2. Simon & GarfunkelBridge Over Troubled Water
I feel like I’ve chosen something that is kind of pornographic to me because when I grew up I learnt that Simon & Garfunkel, that’s music for girls, meaning like ‘girly girls’, and it’s for people who don’t even like music, just the stuff that’s for everybody, like The Carpenters and all that really famous old stuff. I listened to them sometimes by mistake and got very embarrassed. In my ‘guilty pleasure’ days, they were pretty high up on that list but I don’t really have guilty pleasures anymore, thank god. I thought a lot about this album and talked a lot about it with Lasse [Marhaug], my producer, when we made my new album. It was really important for us in that process.

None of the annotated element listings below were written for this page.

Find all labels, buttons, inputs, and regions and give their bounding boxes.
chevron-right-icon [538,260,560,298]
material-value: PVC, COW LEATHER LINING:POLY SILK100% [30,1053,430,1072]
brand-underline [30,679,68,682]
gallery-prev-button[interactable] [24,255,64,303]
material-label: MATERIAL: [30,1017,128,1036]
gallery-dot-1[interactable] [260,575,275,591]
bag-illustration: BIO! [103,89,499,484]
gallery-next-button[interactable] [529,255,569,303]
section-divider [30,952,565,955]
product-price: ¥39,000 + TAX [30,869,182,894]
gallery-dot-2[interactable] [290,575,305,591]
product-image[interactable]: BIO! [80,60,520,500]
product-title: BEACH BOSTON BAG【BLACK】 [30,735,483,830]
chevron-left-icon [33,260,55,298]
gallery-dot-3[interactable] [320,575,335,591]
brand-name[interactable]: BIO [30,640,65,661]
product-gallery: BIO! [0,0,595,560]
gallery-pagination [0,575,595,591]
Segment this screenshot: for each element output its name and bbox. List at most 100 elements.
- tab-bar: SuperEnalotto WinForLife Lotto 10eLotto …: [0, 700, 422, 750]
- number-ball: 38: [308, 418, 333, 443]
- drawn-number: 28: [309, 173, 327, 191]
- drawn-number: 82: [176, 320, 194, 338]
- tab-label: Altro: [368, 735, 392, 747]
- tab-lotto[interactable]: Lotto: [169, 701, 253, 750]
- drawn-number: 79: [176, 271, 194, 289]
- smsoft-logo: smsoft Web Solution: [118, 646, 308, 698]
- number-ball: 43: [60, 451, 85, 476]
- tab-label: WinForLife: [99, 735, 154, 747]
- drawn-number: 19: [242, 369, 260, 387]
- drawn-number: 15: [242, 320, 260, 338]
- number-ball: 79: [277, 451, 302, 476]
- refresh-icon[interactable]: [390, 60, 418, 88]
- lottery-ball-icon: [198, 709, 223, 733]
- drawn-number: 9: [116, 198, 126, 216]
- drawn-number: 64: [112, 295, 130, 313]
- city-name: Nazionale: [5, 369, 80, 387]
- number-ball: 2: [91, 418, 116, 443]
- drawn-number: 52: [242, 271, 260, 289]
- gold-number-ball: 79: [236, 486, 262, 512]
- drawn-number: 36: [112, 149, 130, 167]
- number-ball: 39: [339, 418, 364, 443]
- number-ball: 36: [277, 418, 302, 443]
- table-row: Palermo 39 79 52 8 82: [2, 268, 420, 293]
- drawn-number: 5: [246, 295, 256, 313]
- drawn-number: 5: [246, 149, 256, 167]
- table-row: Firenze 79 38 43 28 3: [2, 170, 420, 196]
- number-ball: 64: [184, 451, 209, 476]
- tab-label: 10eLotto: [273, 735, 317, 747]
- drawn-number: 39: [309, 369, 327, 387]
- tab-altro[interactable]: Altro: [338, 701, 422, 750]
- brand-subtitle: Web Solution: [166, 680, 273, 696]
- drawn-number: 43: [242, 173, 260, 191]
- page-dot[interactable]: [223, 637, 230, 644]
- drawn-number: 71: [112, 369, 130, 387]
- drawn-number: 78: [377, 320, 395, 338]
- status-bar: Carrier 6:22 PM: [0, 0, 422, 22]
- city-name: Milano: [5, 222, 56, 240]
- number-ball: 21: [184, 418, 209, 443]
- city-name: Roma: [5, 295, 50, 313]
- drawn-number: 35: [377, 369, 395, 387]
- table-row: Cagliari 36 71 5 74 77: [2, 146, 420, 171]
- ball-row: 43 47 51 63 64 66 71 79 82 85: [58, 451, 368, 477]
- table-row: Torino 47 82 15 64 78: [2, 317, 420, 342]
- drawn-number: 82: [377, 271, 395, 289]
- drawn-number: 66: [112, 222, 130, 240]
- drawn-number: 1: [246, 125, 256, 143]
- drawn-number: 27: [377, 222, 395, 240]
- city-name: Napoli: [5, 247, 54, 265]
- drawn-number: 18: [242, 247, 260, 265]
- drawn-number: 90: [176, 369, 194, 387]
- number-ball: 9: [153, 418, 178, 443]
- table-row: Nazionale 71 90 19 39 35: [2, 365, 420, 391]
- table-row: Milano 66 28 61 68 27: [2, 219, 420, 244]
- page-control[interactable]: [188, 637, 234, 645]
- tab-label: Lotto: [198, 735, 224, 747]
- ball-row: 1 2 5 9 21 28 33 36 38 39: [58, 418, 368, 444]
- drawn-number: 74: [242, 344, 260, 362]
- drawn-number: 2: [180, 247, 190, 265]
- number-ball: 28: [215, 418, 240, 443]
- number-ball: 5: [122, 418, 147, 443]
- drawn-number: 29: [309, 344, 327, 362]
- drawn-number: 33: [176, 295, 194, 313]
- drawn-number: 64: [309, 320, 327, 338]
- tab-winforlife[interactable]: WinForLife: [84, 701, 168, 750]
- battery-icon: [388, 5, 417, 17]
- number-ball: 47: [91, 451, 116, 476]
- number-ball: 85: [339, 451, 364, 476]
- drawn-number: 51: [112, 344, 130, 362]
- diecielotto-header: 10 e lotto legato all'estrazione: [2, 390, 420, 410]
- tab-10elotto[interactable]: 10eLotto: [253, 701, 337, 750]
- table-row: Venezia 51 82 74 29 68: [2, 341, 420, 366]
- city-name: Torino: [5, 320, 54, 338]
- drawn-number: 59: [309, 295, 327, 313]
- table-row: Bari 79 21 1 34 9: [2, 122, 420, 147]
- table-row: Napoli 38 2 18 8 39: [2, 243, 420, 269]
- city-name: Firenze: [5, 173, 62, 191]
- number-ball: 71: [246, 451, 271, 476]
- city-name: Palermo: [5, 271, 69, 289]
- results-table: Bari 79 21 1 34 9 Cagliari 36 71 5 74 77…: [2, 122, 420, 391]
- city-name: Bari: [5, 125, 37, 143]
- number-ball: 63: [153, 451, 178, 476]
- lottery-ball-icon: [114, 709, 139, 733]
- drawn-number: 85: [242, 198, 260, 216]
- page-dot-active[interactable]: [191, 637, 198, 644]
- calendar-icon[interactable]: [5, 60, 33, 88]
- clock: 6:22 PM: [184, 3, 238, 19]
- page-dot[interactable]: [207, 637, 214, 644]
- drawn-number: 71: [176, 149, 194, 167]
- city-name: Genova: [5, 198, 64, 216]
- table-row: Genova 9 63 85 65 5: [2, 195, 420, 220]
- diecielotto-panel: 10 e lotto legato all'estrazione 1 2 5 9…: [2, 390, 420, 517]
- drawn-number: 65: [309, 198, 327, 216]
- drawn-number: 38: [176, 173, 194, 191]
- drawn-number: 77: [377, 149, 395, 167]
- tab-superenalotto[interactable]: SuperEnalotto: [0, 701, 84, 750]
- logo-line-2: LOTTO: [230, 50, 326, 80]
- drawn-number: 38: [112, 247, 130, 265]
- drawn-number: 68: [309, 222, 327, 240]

I’m a bit disturbed because I just watched Bad Timing two days ago. Have you seen that film? Art Garfunkel stars in it and he’s [takes a deep breath]… it’s very disturbing. Now I’m not sure I can ever listen to this album again. I get very sweaty now because I keep thinking about this awful scene in Bad Timing. People who’ve seen the film will know.
It’s such a weird album because you’ve heard it in so many awful settings. I can’t even say how many awful, awful versions of the title track I’ve heard. And still I love the original. But I HATE all the covers. One of my favourite songs of all time is on that record and it’s ‘The Only Living Boy In New York’ which I just find incredibly beautiful. I’m a huge Paul Simon fan as well. I think they’re much more experimental than they’re given credit for. I find it really amazing that they were so popular and they were still crazy. When you listen to that album or Bookends, which is even more experimental, I guess, the songs are so wildly different, the effects are quite extreme for a pop album. The way they recorded stuff was quite innovative and the way they produced their stuff. I just love that you can be so experimental with music that has such strong melodies. When I was studying, I studied film and philosophy and creative writing, very academic creative studies, but in my spare time I was starting to make music and a lot of the time I found myself making Simon & Garfunkel with complex philosophy lyrics. I was very embarrassed about this for years and I didn’t understand why. To me, it’s as natural a place for complex ideas: simple, beautiful folk melodies. It’s a shame that voices that are soft or high are seen as lighter, intellectually, or not necessarily intellectually but less visceral, less deep than more rocky stuff. My listening doesn’t really have any boundaries between pop music and other types of music that’s far away from pop music. I’m just incredibly interested in this album and I think it will continue to interest me for many years.